In the 1-hexene hydroformylation tests, the sterically bulky arylphosphane and mixed arylalkylphosphane ligands did not suppress the isomerization activity in the manner earlier observed with bulky tri-n-butylphosphane ligand [106]. The donor–acceptor properties of these phosphanes are dissimilar, which means that the ligands have a different effect on the electron density of the metal center, and probably both the mode and the strength of the coordination of 1-hexene were dissimilar. Optimization of the reaction conditions in 1-hexene hydroformylation was both complicated and time consuming. In part because of that, high isomerization activity was associated with most of the ligands and, apparently, affected the i/n ratios. Even so, in the final stage of the work improved reaction conditions with five of the ligands afforded better chemoselectivity to the aldehydes 2-methylhexanal and 1-heptanal [IV].
The main challenge in propene hydroformylation was to obtain high iso-selectivity with reasonably high initial rate. The properties of the o-alkyl-substituted phosphanes, which produced best iso-selectivity, are discussed in more detail, and, reasons for the catalytic behavior are sought in the structural parameters of the ligands.
The propene hydroformylation reaction studied with o-alkyl-modified phosphanes was sometimes carried out in different propene-to-rhodium ratio, which complicates the comparison of the results. However, the reference ligand (PPh3) was tested under all the reaction conditions and the PPh3 results reveal when the comparison is out of line. Comparison of the catalytic results should give a general indications of the properties of the studied phosphane ligands.
Even though the main purpose of the CF3 substituents was to modify the electronic state of the phosphorus atom, the ortho-substitution in ligands 1 and 2 also affected the cone angles of the ligands. The ligands 1 and 2 behaved alike in the hydroformylation by blocking those reactions that most likely where due to steric reasons.
The Rh-catalysts modified with p-CF3-substituted phosphane 4 showed selectivities for the branched aldehydes at the same levels as PPh3; however, the aldehydes were minor products. The conversions in hydroformylation reactions were for both propene and 1-hexene fairly high. The closely similar ligand 3, in turn, blocked the hydroformylation reactions entirely. The reason for this unexpected behavior is not clear, but handling errors are suggested since ligand 3 oxidized easily in accurate mass peak measurement.

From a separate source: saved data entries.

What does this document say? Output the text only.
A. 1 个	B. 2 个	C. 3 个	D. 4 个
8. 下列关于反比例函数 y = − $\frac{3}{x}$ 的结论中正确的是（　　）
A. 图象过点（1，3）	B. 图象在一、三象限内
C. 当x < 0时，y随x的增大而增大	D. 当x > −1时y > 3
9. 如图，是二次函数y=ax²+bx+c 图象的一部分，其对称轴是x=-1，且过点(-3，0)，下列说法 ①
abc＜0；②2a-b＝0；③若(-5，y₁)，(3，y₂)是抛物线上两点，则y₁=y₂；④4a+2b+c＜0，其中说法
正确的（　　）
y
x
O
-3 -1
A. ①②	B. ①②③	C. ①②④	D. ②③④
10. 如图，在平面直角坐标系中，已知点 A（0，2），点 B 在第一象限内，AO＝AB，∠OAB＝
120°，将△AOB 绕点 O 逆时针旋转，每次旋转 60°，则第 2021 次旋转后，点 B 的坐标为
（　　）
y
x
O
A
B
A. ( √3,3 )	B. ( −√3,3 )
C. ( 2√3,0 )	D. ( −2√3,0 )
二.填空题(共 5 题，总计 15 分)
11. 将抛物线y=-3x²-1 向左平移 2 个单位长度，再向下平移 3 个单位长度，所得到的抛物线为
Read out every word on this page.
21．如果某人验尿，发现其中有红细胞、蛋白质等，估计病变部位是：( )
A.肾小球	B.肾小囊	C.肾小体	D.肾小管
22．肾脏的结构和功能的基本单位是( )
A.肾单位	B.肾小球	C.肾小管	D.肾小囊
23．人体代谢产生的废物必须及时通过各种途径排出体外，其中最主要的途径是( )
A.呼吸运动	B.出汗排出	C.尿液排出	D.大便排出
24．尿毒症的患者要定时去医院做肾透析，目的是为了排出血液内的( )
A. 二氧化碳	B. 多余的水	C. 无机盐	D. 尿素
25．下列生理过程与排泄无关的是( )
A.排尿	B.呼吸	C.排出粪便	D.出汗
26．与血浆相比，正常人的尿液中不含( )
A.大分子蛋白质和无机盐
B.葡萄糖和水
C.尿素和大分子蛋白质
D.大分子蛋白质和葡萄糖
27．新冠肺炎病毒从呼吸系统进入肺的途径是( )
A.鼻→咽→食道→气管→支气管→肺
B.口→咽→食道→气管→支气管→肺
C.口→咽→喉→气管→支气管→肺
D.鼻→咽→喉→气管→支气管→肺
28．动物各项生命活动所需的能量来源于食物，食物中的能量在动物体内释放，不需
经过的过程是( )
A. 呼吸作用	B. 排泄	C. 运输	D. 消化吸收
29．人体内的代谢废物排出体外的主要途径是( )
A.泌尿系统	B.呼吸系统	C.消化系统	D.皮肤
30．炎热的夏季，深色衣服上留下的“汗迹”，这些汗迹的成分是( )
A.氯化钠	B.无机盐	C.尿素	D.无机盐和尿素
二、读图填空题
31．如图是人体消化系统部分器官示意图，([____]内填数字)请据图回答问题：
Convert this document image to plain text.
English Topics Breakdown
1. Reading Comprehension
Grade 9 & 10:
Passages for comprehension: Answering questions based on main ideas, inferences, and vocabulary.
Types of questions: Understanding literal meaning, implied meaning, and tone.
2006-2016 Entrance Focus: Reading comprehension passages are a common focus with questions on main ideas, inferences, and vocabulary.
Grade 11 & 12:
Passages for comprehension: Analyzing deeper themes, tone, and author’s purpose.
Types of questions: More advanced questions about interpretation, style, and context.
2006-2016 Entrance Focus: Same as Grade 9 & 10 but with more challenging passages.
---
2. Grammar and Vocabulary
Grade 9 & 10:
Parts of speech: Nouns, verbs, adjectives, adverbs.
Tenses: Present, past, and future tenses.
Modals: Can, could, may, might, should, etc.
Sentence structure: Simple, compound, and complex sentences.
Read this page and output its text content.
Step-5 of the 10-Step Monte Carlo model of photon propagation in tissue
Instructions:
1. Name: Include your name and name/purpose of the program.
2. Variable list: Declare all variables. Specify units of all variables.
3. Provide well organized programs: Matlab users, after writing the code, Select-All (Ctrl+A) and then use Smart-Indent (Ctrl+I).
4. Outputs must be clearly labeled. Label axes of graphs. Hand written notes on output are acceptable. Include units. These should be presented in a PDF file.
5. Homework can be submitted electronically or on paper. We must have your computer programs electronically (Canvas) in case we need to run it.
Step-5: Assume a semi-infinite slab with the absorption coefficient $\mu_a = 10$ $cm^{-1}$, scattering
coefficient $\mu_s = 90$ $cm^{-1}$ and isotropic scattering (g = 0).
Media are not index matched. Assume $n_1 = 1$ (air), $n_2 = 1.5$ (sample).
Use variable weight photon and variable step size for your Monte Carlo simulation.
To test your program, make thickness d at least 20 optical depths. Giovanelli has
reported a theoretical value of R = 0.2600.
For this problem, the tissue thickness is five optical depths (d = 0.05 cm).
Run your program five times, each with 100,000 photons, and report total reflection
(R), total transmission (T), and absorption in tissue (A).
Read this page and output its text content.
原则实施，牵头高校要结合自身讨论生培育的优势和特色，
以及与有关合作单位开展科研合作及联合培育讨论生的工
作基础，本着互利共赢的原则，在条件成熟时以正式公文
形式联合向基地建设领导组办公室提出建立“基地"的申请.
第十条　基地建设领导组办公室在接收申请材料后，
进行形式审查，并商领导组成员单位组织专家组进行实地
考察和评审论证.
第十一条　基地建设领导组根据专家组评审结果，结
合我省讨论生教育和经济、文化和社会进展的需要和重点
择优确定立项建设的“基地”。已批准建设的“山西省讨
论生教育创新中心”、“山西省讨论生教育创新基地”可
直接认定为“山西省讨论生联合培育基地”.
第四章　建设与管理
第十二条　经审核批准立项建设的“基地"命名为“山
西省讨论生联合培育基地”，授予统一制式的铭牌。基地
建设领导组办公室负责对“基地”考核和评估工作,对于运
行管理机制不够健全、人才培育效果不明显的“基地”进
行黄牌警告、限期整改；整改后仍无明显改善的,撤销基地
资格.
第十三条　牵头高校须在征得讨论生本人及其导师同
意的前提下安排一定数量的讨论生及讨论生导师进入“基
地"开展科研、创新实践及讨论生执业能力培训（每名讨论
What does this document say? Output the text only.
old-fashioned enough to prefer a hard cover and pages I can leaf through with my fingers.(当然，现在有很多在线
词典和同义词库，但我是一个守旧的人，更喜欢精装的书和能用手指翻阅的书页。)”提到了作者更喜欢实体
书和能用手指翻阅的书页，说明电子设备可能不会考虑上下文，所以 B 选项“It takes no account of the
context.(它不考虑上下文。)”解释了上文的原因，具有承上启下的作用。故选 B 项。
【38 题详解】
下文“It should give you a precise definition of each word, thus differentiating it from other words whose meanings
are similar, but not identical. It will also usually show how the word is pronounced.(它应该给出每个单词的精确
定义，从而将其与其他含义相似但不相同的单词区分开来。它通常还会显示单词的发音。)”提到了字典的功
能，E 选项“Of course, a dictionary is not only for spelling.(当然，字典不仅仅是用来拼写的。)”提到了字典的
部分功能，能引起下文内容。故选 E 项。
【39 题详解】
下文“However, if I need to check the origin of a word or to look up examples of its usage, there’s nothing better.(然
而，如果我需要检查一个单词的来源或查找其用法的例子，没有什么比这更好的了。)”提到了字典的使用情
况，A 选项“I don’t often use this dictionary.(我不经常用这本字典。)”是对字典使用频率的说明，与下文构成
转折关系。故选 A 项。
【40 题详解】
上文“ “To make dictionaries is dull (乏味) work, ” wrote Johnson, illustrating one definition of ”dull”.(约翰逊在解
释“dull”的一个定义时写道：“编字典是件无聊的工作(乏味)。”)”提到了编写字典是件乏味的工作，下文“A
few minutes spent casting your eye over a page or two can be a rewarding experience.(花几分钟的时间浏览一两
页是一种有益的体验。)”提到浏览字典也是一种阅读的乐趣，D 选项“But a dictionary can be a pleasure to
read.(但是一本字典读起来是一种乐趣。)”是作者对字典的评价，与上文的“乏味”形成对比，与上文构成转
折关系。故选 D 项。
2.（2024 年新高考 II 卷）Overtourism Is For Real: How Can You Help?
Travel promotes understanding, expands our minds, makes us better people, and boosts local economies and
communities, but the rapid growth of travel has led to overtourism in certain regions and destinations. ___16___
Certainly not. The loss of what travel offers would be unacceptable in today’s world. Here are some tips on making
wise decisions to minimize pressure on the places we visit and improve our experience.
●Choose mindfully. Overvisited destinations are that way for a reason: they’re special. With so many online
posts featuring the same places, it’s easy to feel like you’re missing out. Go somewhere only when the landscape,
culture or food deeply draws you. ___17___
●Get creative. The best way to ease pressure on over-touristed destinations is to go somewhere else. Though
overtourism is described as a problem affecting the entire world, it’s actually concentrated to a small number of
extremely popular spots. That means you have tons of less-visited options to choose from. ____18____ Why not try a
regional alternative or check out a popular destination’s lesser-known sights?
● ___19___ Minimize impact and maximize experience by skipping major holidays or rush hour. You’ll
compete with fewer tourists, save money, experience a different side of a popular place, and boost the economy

The catalytic behavior of o-SeMe-substituted phenylphosphane (ligand 5) was similar to that of the potentially bidentate o-SMe- and o-OMe-modified ligands: all three blocked the propene hydroformylation reaction. p-SMe-Modification and o-NMe2-modification, on the other hand, produced n-butanal as the main product. Consistent with the potential bidentate coordination mode of o-SMe- and o-NMe2-modified phosphanes [107], the behavior of o-SeMe might also explained in terms of bidentate coordination to the rhodium center.